History

United States
- Name: Dexter
- Namesake: Secretary of the Treasury Samuel Dexter (1761-1816)
- Builder: Defoe Boat and Motor Works, Bay City, Michigan
- Commissioned: 1925
- Decommissioned: 1936
- Fate: Transferred to United States Navy 1936

General characteristics
- Class & type: 100-foot patrol boat
- Displacement: 210 tons
- Length: 99 ft 8 in (30.38 m)
- Beam: 23 ft 0 in (7.01 m)
- Draft: 4 ft 6 in (1.37 m)
- Installed power: 300 bhp (0.22 MW)
- Propulsion: Two Grey Marine diesel engines; twin propellers
- Speed: 12 knots maximum
- Complement: 15 (1 warrant officer, 14 enlisted personnel)
- Armament: 1 x 3-inch (76.2-millimeter) 23-caliber gun

= USCGC Dexter (1925) =

USCGC Dexter, was a steel-hulled patrol boat of the United States Coast Guard in commission from 1925 to 1936. She was the third ship of the United States Revenue Cutter Service and United States Coast Guard to bear the name.

Dexter was built by the Defoe Boat and Motor Works at Bay City, Michigan. She was commissioned into the Coast Guard in 1925.

Dexter was stationed at Boston, Massachusetts, from 1925 until 1927. She was then transferred to Pascagoula, Mississippi late in 1927. By 1935 she had been transferred to Buffalo, New York.

Dexter was decommissioned in 1936. She was then transferred to the United States Navy.

On June 19, 2010 Dexter (known as Buccaneer) was sunk in Lake Michigan as an artificial reef.

Dexter is also a ship of some historical significance. During her tenure as a revenue cutter she sank the Canadian rum running sloop I'm Alone in the Gulf of Mexico, in 1929. While I'm Alone had allegedly been sighted within U.S. territorial waters, the actual sinking occurred in international waters, 200 miles out in the Gulf of Mexico. One crew member from the sloop was killed during the sinking, he was a French national. This created quite an international incident involving Canada, Britain and France. The resulting lawsuit was settled in 1936.

After being stricken from the U.S. Coast Guard rolls in 1936, the Dexter was turned over to the U.S. Navy, in Buffalo New York, and renamed YP-63. She saw action during World War II patrolling in the Caribbean, based out of Trinidad, on the Atlantic Sea Frontier. She is officially cited in the "Chronology of the U.S. Navy in World War II". On June 16, 1942, YP-63 (ex-USCGC Dexter) and the coastal yacht Opal rescued 91 survivors from three successive merchant ships sunk by the German U boats: U-126, U-161 and U-502.

After the war she was acquired by various private interests.
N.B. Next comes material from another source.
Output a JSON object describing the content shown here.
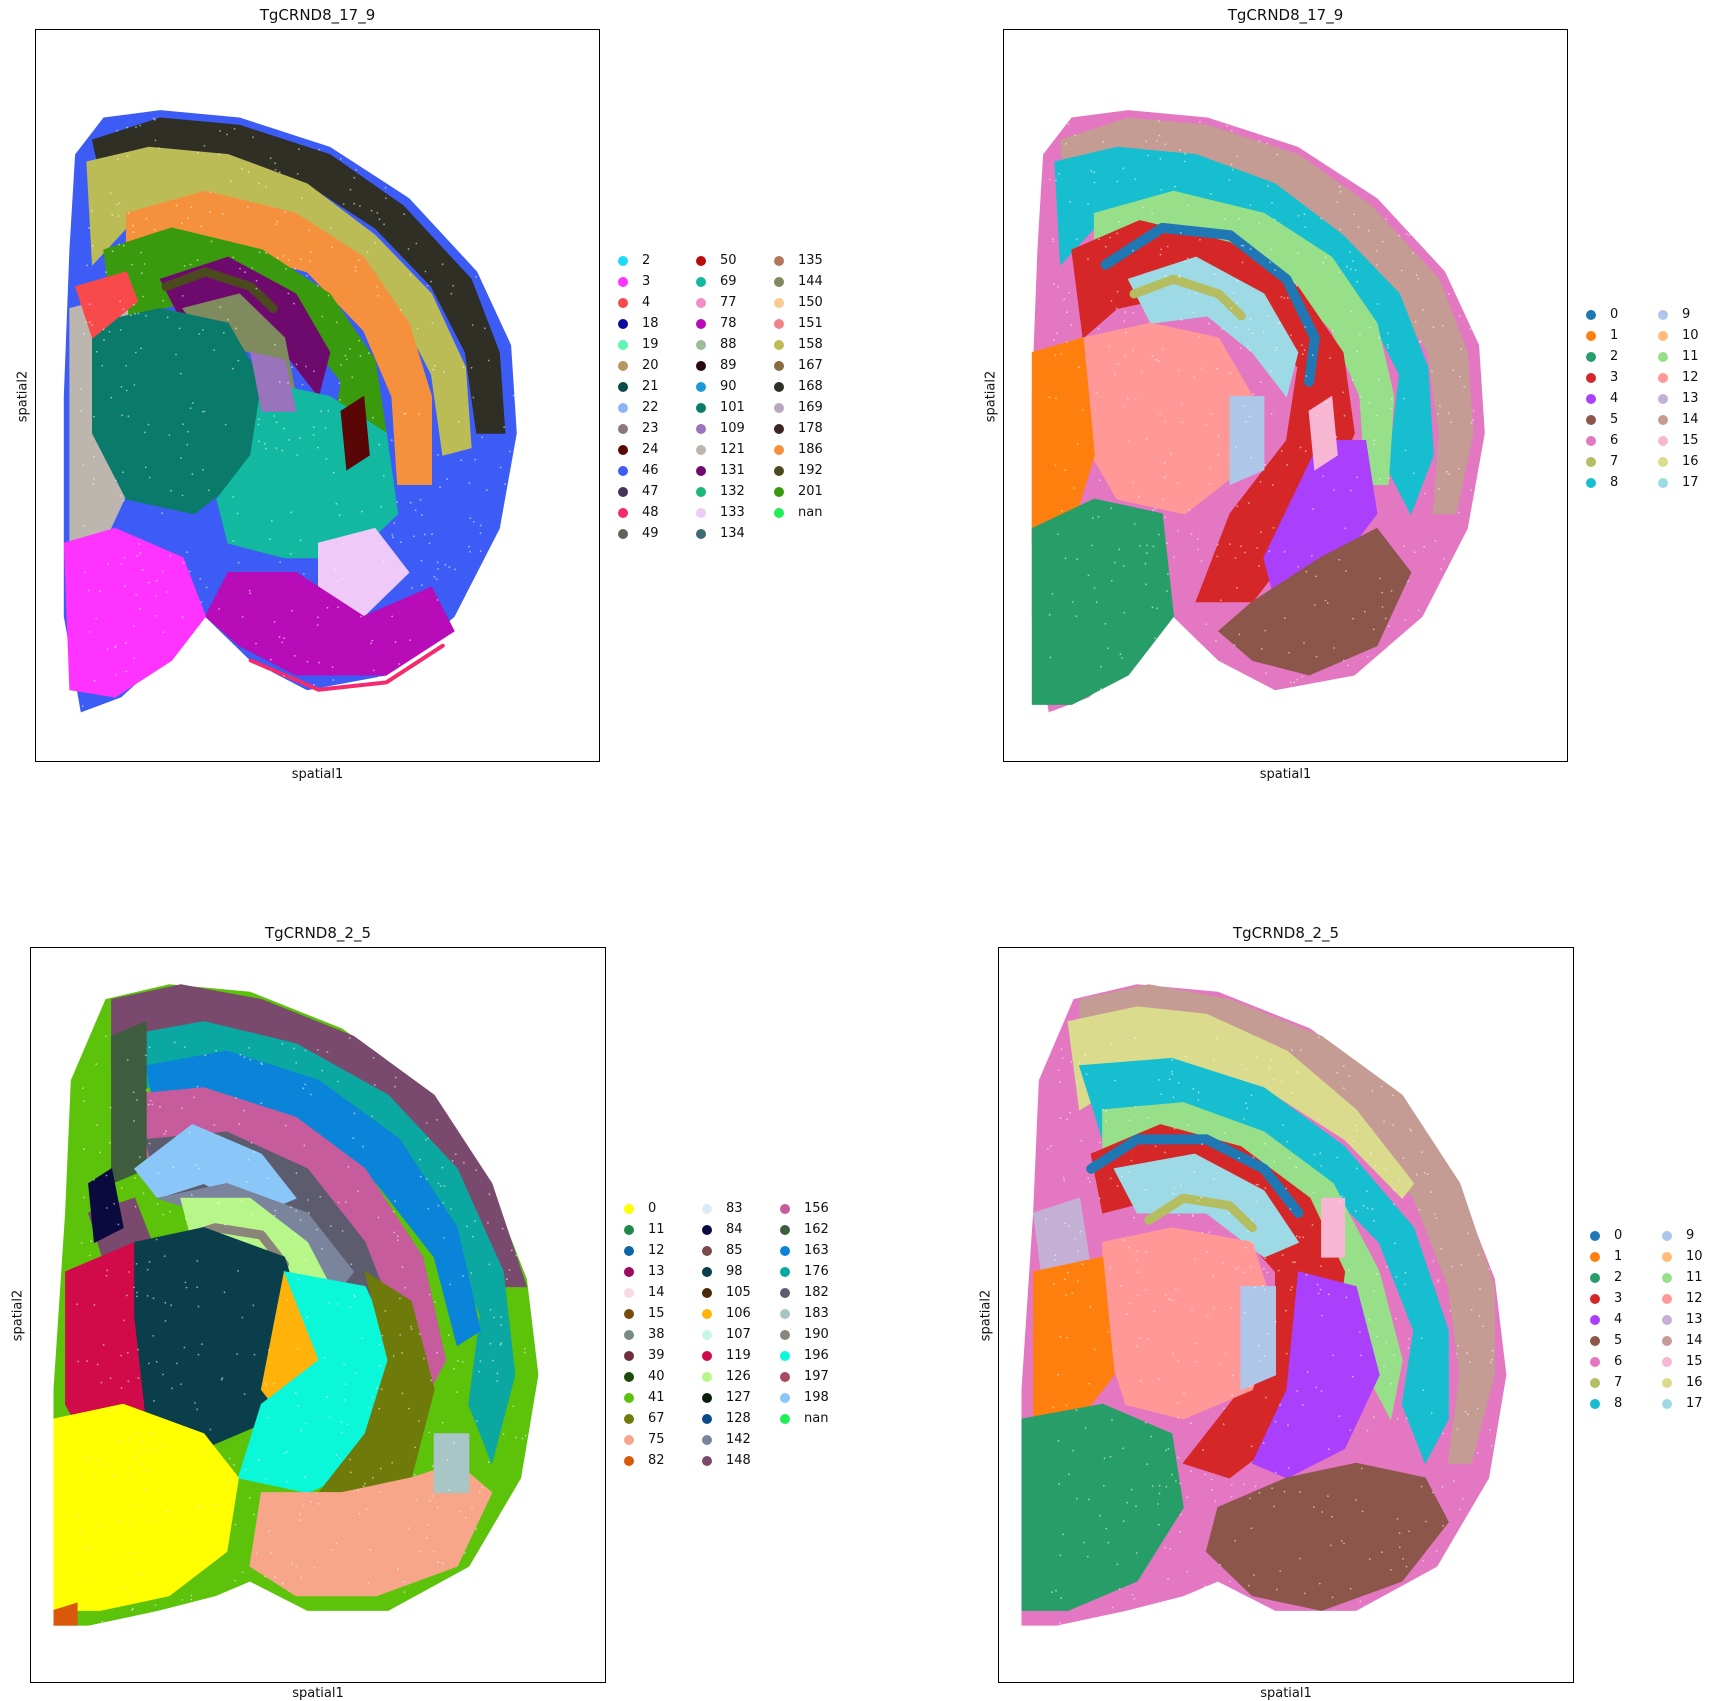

She saw service as a recreational fishing vessel off Boston, an oil drilling services vessel off Louisiana and finally ended up in Chicago, as a pirate themed party boat. It is ironic that this vessel, originally created to enforce prohibition, became the MV Buccaneer, dedicated to providing quantities of booze to her willing customers.

For three years Buccaneer was at a marina on the Little Calumet River being prepared for sinking in Lake Michigan as a dive attraction. She was finally sunk in Lake Michigan on June 18, 2010. She now rests as an artificial reef in 74 ft. of water about eight miles off the coast of Chicago.